Anche Natalino Fasoli, della cantina Fasoli Gino, rivendica la scelta di due tipologie di vino senza solfiti. «Si tratta di un vino che fermenta con lieviti autoctoni: ogni volta c’è l’incognita di cosa avremo a fine fermentazione». Le cose però vengono fatte come un tempo con poche varianti. «Quando ero giovane i bianchi fermentavano con la buccia come i vini rossi e assumevano quel tipico colore giallo paglierino, che non siamo più abituati a vedere. Così come allora, dopo la cernita manuale delle uve, lasciamo fermentare il vino con i propri lieviti, senza altri coadiuvanti. Successivamente affiniamo in botti di rovere da 500 litri. Sul piano commerciale la richiesta è ancora medio bassa, le persone si avvicinano perché è una novità, ma non c’è un consumatore preparato ad accogliere il prodotto» commenta Fasoli. «Si acquista il vino pensando che è da lunga permanenza in bottiglia, da tenere sullo scaffale in cucina, mentre dovremmo accettarlo come un prodotto delicato».
I soliti furbastri
Sul settore intanto si addensa qualche nebbia. In Italia si contano oltre 80 produttori, ma l’industria enologica ha fiutato il nuovo business trovando nuove scorciatoie per abbattere i solfiti presenti. Come spiega Fasoli c’è chi, lontano dal bio, sta entrando nel mercato usando lieviti selezionati e togliendo la solforosa in un secondo tempo con l’aiuto di speciali resine. Maule spende invece una critica verso il metodo free wine, dove si usa centrifugare il mosto, uccidere tutto coi raggi UV e ricostruirlo da capo senza solfiti.

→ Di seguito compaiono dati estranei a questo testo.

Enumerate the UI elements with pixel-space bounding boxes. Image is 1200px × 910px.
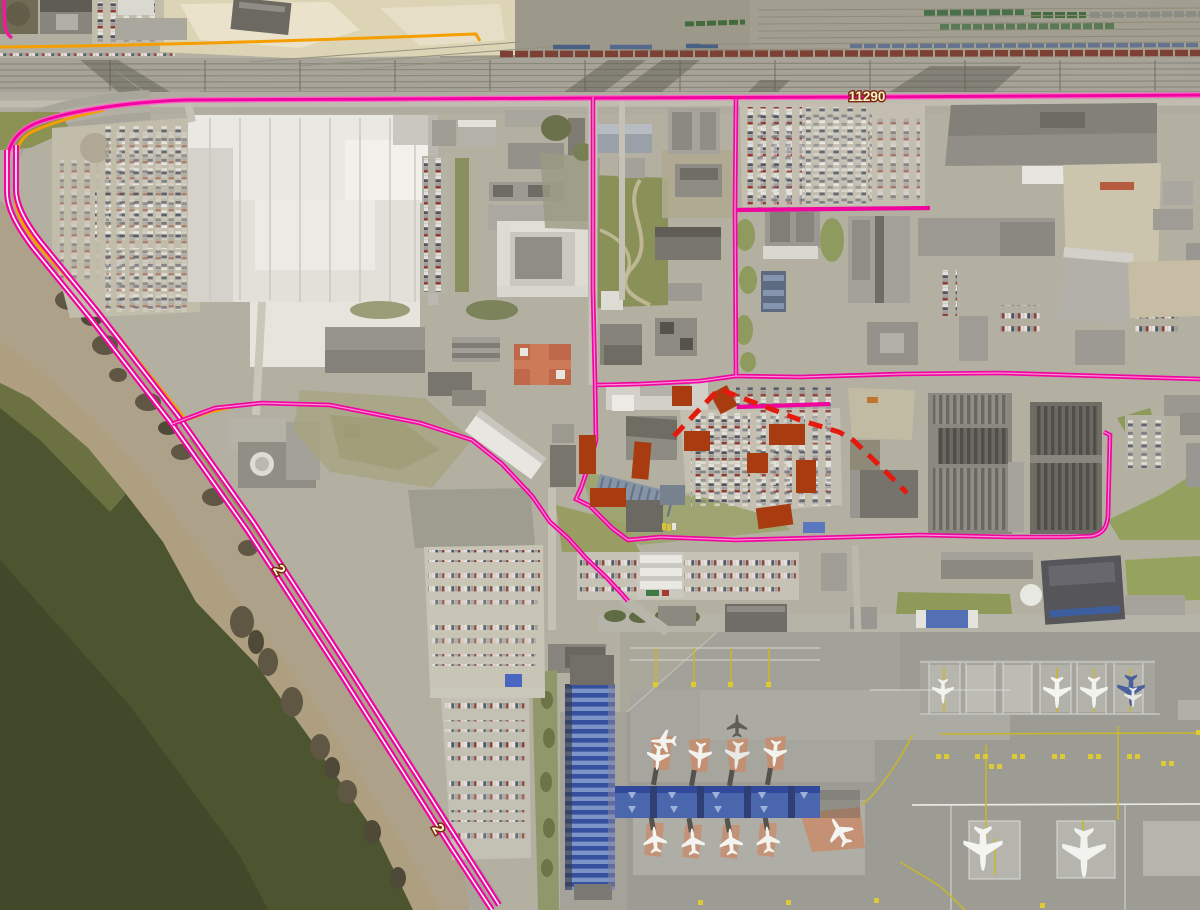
svg-text:11290: 11290 [849,89,886,104]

Una bottiglia senza solfiti deve costare di più? Non è affatto detto. «In termini di produttività non si può parlare di resa inferiore, quanto semmai di più elevati costi di manodopera. Si risparmia sulla chimica e si investe nelle risorse umane» spiega Maule. Un valore in più da rivendicare quando si sceglie una buona bottiglia.